Bagian 64: Devil Must Die

Màu nền
Font chữ
Font size
Chiều cao dòng

Entah berapa hari tepatnya aku keluar dari rumah sakit dan semuanya kembali tenang. Tidak semuanya, sih. Azka dan warga desa Balongan masih sibuk bernegosiasi soal pemindahan rumah mereka. Paling tidak, mereka tak perlu cemas akan preman. Tomcat sudah bubar. Darto dan antek-anteknya tewas, sisanya dipenjara, sementara Jerry masih koma sampai sekarang.

Rendy dan keluarganya mendapatkan semua yang mereka inginkan. Pengaruh mereka di Petanjungan semakin kuat setelah semua pesaingnya hancur. Rendy menjadi ketua OSIS, tapi sisi positifnya, ia membiarkan Klub Jurik beroperasi di bawah naungannya. Ia bahkan membantu menyediakan sarana dan prasarana kami sebagai 'tanda terima kasih' untukku.

Tentu saja, masih ada yang membenci Prakoso. Banyak yang ragu bahwa mereka takkan mengulang kesalahan yang sama. Melihat tabiat Rendy, kupikir dia bersikap baik padaku agar bisa memperalatku lagi. Namun, aku tak peduli pada hal yang belum tentu terjadi. Yang penting aku bisa naik kelas, Klub Jurik tetap bertahan, dan penjualan majalah kami sukses tanpa ada yang merasa terancam.

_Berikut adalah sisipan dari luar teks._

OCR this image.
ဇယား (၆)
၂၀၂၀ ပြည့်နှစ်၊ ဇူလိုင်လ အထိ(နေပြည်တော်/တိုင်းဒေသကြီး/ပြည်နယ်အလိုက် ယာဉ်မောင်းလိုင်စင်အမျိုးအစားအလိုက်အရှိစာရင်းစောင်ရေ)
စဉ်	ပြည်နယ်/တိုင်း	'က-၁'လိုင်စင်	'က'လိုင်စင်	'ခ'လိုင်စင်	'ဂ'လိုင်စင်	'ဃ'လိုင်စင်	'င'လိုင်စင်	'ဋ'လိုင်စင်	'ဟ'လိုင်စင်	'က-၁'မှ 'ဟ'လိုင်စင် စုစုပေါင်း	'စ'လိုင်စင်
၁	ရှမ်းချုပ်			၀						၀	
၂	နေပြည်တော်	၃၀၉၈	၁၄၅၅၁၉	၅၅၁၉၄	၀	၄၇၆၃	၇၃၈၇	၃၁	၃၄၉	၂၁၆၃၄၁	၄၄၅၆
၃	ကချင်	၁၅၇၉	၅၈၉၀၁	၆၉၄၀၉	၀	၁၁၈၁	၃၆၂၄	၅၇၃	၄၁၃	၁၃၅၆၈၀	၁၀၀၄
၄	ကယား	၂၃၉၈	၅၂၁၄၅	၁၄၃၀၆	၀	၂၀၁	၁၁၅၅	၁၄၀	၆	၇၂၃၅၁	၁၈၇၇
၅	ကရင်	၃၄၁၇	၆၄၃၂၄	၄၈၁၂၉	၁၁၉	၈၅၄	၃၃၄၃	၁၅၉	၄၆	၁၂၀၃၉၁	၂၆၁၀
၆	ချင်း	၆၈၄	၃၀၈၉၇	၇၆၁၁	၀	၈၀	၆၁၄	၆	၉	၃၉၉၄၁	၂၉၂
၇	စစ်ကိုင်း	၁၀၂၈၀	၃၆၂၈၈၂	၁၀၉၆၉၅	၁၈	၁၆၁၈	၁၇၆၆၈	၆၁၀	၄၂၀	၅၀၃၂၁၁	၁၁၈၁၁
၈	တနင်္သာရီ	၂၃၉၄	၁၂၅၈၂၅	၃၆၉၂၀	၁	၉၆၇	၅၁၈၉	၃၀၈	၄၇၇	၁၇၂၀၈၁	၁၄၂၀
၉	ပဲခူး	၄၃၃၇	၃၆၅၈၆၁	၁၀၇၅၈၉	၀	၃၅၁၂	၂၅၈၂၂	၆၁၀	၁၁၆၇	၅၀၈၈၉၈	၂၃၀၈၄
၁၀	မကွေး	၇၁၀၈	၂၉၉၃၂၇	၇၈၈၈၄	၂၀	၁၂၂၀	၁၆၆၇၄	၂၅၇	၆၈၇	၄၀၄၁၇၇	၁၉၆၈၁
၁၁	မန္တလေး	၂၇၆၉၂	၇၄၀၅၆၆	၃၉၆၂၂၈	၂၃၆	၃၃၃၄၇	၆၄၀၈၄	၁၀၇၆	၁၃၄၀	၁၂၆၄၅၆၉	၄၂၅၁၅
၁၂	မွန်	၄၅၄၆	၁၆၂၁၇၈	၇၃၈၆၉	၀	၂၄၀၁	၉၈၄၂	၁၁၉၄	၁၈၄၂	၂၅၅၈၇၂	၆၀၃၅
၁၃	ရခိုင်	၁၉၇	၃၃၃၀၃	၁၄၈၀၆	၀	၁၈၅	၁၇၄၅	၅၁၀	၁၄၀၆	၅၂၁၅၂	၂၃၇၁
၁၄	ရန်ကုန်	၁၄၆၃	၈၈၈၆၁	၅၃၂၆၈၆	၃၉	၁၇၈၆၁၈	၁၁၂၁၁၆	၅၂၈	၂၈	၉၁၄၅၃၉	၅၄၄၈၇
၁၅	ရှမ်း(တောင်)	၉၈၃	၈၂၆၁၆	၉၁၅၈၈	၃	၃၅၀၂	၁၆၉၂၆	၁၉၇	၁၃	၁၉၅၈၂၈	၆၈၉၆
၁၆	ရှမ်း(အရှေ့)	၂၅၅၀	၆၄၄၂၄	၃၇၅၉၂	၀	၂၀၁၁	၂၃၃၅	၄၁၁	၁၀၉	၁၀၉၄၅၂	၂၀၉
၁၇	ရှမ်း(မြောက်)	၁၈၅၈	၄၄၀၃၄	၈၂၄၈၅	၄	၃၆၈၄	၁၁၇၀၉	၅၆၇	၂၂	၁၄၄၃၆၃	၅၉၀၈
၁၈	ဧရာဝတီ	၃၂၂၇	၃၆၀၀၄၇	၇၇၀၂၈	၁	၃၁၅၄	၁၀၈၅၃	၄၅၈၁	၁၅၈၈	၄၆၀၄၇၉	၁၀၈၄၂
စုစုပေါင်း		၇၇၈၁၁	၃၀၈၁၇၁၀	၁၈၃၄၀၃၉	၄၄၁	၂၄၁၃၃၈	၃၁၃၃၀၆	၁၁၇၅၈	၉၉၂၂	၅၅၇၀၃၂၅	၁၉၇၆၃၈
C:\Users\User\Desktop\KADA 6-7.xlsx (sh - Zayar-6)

Tinggal satu hal yang ingin kupastikan.

Matahari senja membentuk bulatan sempurna di ufuk barat. Beberapa orang menggelar doa bersama di halaman Pondok Kamboja. Alat-alat berat telah menghancurkan bangunan bekas panti asuhan itu hingga rata dengan tanah. Setelah tempat itu bebas dari preman, rencananya Grup Prakoso akan membangun pabrik di situ juga.

Lalu-lalang kendaraan di Jalan Kamboja lebih ramai daripada biasanya. Di atas jembatan menuju pondok, seorang gadis berdiri sambil memeluk boneka domba. Ia tampak melamun.

"Sedang bernostalgia?" tanyaku.

Poppy tersentak.

"Grey! Astaga, kukira siapa."

Wajahnya selalu tampak begitu muda.

"Mereka mantan penghuni panti ya?" ucapku merujuk pada orang-orang yang sedang berdoa.

"Uh-huh."

"Kenapa tidak ikut? Kau mantan anak panti juga, 'kan?"

Ia mendesah. "Karina ngasih tahu kamu, ya?"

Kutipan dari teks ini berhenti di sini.